Bennett L. Smith Professor of Business and Natural Resources
Resolving the biological versus geological concepts of limitations on oceanic primary production
Wednesday — March 19, 2014
Pacific Forum — 3:00 p.m.
The basic concepts of key limiting nutrients in the sea are derived from agricultural practices derived from Leibig and Blackman. With the 1934 paper, Alfred Redfield, an animal physiologist, suggested that the ratio of nitrogen to phosphorus in the ocean was set by the stoichiometry of the sinking flux of plankton.

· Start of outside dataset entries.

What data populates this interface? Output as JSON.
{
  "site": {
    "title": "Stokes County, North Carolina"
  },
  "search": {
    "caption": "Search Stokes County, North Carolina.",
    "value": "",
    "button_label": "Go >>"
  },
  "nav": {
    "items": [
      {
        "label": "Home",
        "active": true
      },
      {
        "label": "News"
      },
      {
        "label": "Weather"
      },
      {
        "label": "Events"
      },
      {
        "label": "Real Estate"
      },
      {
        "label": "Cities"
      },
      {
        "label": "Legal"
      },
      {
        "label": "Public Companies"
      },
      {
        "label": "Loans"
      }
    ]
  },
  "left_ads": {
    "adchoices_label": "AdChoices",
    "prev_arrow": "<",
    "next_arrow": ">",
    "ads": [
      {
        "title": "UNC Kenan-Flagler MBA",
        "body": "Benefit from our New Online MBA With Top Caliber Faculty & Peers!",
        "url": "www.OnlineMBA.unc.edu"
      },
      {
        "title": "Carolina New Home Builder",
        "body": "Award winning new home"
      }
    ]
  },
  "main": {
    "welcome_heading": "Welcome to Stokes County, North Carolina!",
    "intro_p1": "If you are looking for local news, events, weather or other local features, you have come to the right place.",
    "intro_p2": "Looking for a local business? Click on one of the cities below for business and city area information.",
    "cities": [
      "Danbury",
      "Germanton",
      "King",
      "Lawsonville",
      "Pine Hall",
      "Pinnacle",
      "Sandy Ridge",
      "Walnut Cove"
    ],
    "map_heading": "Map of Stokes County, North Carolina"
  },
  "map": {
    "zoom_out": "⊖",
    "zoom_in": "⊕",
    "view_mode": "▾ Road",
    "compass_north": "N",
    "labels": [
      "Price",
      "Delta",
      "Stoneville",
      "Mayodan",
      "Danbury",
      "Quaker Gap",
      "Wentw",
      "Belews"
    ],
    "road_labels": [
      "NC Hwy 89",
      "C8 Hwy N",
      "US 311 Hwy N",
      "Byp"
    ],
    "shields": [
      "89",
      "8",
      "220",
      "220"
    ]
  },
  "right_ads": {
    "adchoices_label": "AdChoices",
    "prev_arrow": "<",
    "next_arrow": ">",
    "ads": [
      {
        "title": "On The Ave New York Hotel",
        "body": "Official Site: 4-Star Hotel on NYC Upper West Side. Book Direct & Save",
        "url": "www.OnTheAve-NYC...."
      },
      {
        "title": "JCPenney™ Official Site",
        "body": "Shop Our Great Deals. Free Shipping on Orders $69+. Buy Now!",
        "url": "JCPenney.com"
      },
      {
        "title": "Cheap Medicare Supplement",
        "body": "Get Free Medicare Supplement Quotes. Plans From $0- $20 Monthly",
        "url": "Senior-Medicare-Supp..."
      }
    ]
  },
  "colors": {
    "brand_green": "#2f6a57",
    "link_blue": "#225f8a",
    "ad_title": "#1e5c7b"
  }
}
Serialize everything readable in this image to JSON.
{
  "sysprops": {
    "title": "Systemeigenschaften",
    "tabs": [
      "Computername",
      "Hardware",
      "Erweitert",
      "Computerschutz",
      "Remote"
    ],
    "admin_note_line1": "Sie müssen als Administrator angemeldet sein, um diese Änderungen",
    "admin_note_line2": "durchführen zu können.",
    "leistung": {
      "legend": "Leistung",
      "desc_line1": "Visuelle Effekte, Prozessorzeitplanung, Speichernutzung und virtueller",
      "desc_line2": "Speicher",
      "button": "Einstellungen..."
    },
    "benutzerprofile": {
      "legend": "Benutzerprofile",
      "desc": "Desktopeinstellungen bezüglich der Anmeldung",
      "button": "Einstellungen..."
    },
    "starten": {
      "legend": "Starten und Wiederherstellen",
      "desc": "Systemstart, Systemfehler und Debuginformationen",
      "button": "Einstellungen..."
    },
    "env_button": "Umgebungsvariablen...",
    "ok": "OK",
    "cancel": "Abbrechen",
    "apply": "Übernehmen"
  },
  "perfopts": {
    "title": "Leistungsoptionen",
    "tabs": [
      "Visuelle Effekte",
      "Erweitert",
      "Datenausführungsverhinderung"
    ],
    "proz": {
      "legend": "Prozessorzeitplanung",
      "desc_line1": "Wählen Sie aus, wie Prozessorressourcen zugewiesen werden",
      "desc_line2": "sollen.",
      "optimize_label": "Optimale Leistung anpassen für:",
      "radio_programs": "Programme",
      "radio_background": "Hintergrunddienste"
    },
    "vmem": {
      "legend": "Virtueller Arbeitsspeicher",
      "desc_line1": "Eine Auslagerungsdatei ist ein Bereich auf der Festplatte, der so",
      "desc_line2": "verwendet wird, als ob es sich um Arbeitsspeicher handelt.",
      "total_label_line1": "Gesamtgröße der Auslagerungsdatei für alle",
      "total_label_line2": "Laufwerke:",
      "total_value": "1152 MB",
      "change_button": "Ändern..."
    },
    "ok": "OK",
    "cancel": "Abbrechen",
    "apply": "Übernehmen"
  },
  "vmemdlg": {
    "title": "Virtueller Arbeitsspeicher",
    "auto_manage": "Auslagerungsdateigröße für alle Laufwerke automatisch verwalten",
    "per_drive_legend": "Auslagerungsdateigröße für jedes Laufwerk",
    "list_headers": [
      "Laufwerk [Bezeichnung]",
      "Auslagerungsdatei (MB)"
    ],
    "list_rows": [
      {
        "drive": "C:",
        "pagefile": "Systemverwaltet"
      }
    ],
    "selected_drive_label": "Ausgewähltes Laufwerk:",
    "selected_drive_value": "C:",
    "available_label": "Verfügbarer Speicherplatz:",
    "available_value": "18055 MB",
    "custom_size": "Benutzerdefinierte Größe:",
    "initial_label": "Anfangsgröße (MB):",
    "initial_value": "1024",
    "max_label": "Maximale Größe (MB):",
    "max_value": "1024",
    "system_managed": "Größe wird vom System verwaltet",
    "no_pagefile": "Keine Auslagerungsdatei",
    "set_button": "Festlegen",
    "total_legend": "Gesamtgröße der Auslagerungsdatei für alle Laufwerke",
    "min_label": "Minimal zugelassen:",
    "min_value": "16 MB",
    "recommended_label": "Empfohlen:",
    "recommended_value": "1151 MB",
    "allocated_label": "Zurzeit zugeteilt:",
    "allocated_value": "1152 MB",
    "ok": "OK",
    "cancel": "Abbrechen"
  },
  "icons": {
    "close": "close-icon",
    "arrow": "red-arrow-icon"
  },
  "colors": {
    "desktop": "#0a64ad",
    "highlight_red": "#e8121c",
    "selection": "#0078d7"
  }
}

He resurrected that concept in 1958, and later in 1963. However, he realized that some of the nitrogen in the sinking flux was missing. He had no explanation, but assumed, based on work on lakes, that phosphorus was the "limiting" nutrient in the oceans. Extensive work in the late 1950's and through the 1970's clearly showed that throughout most of the world's low nutrient, low chlorophyll regions, nitrogen was limiting. The notion that nitrogen fixation in the oceans could be limited by another nutrient was discovered by John Reuter - who suggested iron was limiting nitrogen fluxes into the ocean. I resurrected that argument in a series of papers - and have been thinking about why and how that came to be for the past two decades. In this talk I will discuss the testable hypothesis that iron limits nitrogen fixation throughout most of the oceans over long geological time scales.